The new malaria therapies combine the ancient Chinese herb artemisinin with drugs based on quinine. The World Health Organization (WHO) has recommended artemisinin combinations since 2001, because of the growing uselessness of long-established, cheap medicines like chloroquine, an older quinine therapy. Oxford University tropical medicine expert Nick White says the increasing failure of the older drugs to work has caused malaria to spread. But he notes that the new artemisinin combinations have the potential to reverse that trend.

"Better drugs are now available," he said. "The drugs that do work reliably are the artemisinin combinations. They are particularly good because they rapidly and reliably treat malaria. The patient gets better more quickly following these drugs than other drugs, the cure rates are very high, and that is very important. This is a life threatening infection."

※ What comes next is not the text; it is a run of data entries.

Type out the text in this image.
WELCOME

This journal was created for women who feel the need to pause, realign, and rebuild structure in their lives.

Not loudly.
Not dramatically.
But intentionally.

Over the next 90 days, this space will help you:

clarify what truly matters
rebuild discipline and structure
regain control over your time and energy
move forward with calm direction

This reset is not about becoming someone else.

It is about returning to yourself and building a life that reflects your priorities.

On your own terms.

The World Health Organization (WHO) currently recommends four artemisinin combinations, but high cost and procurement problems on the local and regional levels have prevented wide access to them. In addition, only one pairing merges both drugs into a fixed dose tablet, the easiest way to take them.

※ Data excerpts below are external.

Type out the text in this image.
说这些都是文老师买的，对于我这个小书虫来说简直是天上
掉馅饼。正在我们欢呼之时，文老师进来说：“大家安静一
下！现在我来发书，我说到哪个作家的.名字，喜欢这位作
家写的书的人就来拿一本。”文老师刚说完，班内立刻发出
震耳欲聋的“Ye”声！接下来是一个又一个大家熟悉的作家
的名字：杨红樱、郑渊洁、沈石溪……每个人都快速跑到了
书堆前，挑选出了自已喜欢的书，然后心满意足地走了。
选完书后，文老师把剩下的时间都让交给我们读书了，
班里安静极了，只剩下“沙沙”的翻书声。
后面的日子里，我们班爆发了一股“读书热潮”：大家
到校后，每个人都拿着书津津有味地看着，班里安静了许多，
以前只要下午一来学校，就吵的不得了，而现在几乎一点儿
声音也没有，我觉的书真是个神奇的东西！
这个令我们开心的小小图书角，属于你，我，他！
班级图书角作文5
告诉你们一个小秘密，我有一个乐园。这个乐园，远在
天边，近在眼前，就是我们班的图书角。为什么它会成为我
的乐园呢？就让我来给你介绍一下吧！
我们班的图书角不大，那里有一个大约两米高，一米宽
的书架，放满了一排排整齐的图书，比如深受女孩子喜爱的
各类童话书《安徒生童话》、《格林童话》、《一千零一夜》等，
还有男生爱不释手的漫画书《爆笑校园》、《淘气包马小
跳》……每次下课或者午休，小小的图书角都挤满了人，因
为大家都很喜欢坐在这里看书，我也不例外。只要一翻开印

Now, a consortium called the Drugs for Neglected Diseases Initiative has developed two more tablets that blend artemisinin and another drug. The formulations mean that a patient will have to take only two pills a day instead of eight. They will be available by late 2006 for between $1 and $2.50 for adults, depending on which combination it is, and will be less expensive for children.

"It's critical that these drugs are very inexpensive," added Nick White. "That is why I think this initiative is important. And secondly, they are simple to give. Simplicity is very, very important. So if you can't separate them and it's all in one pill, that's very, very important."

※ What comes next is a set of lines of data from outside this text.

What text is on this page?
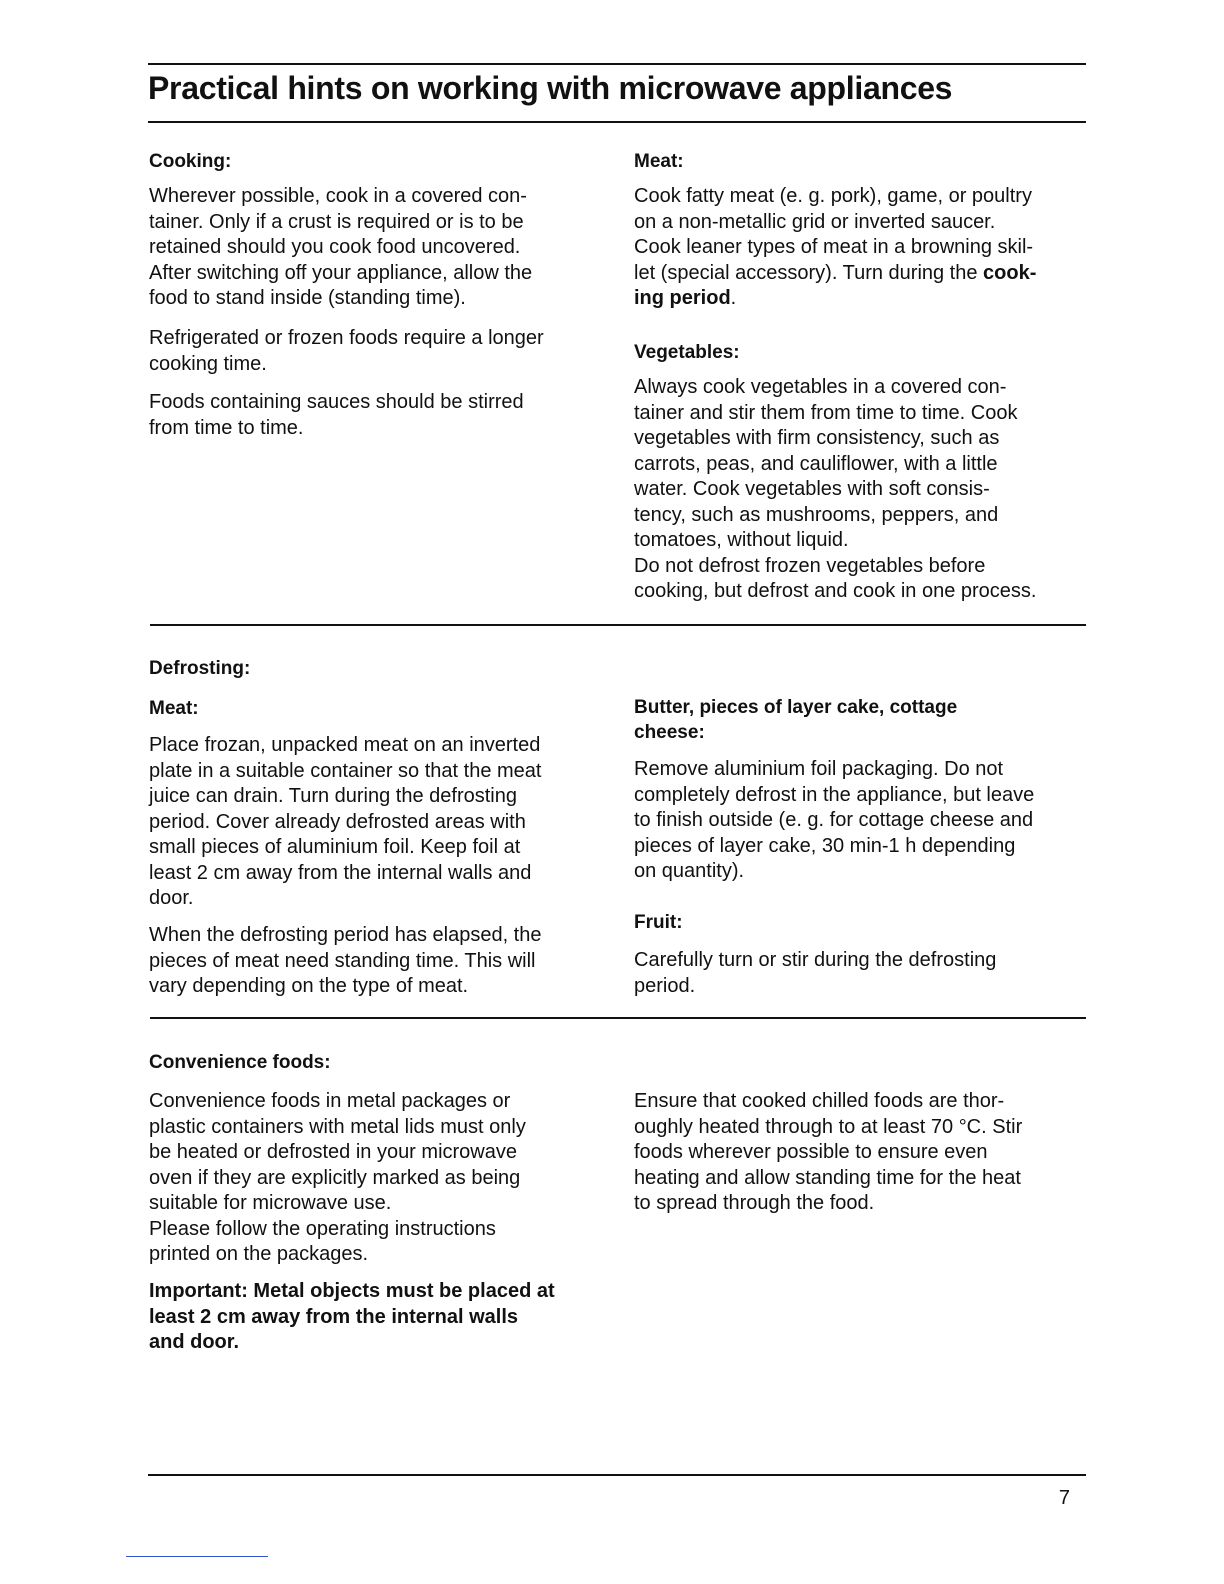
Practical hints on working with microwave appliances
Cooking:

Wherever possible, cook in a covered con-
tainer. Only if a crust is required or is to be
retained should you cook food uncovered.
After switching off your appliance, allow the
food to stand inside (standing time).

Refrigerated or frozen foods require a longer
cooking time.

Foods containing sauces should be stirred
from time to time.

Meat:

Cook fatty meat (e. g. pork), game, or poultry
on a non-metallic grid or inverted saucer.
Cook leaner types of meat in a browning skil-
let (special accessory). Turn during the cook-
ing period.

Vegetables:

Always cook vegetables in a covered con-
tainer and stir them from time to time. Cook
vegetables with firm consistency, such as
carrots, peas, and cauliflower, with a little
water. Cook vegetables with soft consis-
tency, such as mushrooms, peppers, and
tomatoes, without liquid.
Do not defrost frozen vegetables before
cooking, but defrost and cook in one process.

Defrosting:
Meat:

Place frozan, unpacked meat on an inverted
plate in a suitable container so that the meat
juice can drain. Turn during the defrosting
period. Cover already defrosted areas with
small pieces of aluminium foil. Keep foil at
least 2 cm away from the internal walls and
door.

When the defrosting period has elapsed, the
pieces of meat need standing time. This will
vary depending on the type of meat.

Butter, pieces of layer cake, cottage
cheese:

Remove aluminium foil packaging. Do not
completely defrost in the appliance, but leave
to finish outside (e. g. for cottage cheese and
pieces of layer cake, 30 min-1 h depending
on quantity).

Fruit:

Carefully turn or stir during the defrosting
period.

Convenience foods:

Convenience foods in metal packages or
plastic containers with metal lids must only
be heated or defrosted in your microwave
oven if they are explicitly marked as being
suitable for microwave use.
Please follow the operating instructions
printed on the packages.

Important: Metal objects must be placed at
least 2 cm away from the internal walls
and door.

Ensure that cooked chilled foods are thor-
oughly heated through to at least 70 °C. Stir
foods wherever possible to ensure even
heating and allow standing time for the heat
to spread through the food.

7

The Drugs for Neglected Diseases Initiative that developed the new malaria therapies is an independent, non-profit group established two years ago by Doctors Without Borders, the World Health Organization, and private sector research institutions in Brazil, France, India, and Malaysia. Its executive director, Dr. Bernard Pecoul, announced the new medicines at a meeting of the American Society of Tropical Medicine and Hygiene in Washington.

He says the French pharmaceutical firm Sanofi Aventis will manufacture one of the pills, artesunate-amodiaquine, for sub-Saharan Africa and parts of Southeast Asia where resistance to older drugs is high. The Brazilian government laboratory Far-Manguinhos will produce the second tablet, artesunate-mefloquine, for the South American market. Both have agreed not to earn profit. Dr. Pecoul says the drugs will also be unpatented, allowing other pharmaceutical firms to produce them as global demand increases. He says the World Health Organization estimates there is a market of up to 100 million people for the artesunate-amodiaquine combination alone.

"You have huge potential use of this product," said Dr. Pecoul. "So it's quite important to imagine in the future to have several sources for this product in order to increase the availability."

Dr. Pecoul says the Drugs for Neglected Diseases Initiative is seeking licensing for the therapies in countries hardest hit by malaria in Africa, Asia, and Latin America.

Oxford University's Nick White, who is based in Thailand, says even more fixed dose tablet forms of artemisinin combinations are needed, as are new malaria medicines beyond artemisinin.

"You would be mad as a biologist to say resistance will not happen," added Mr. White. "It has happened to all drugs. I do believe artemisinin resistance will happen. In fact, resistance has already happened partly to all the drugs that we've had. So that's why we need to have more, but I don't think we need to wait."

Nick White says there are no excuses for not using the new artemisinin combination drugs, which will be widely available and cheap.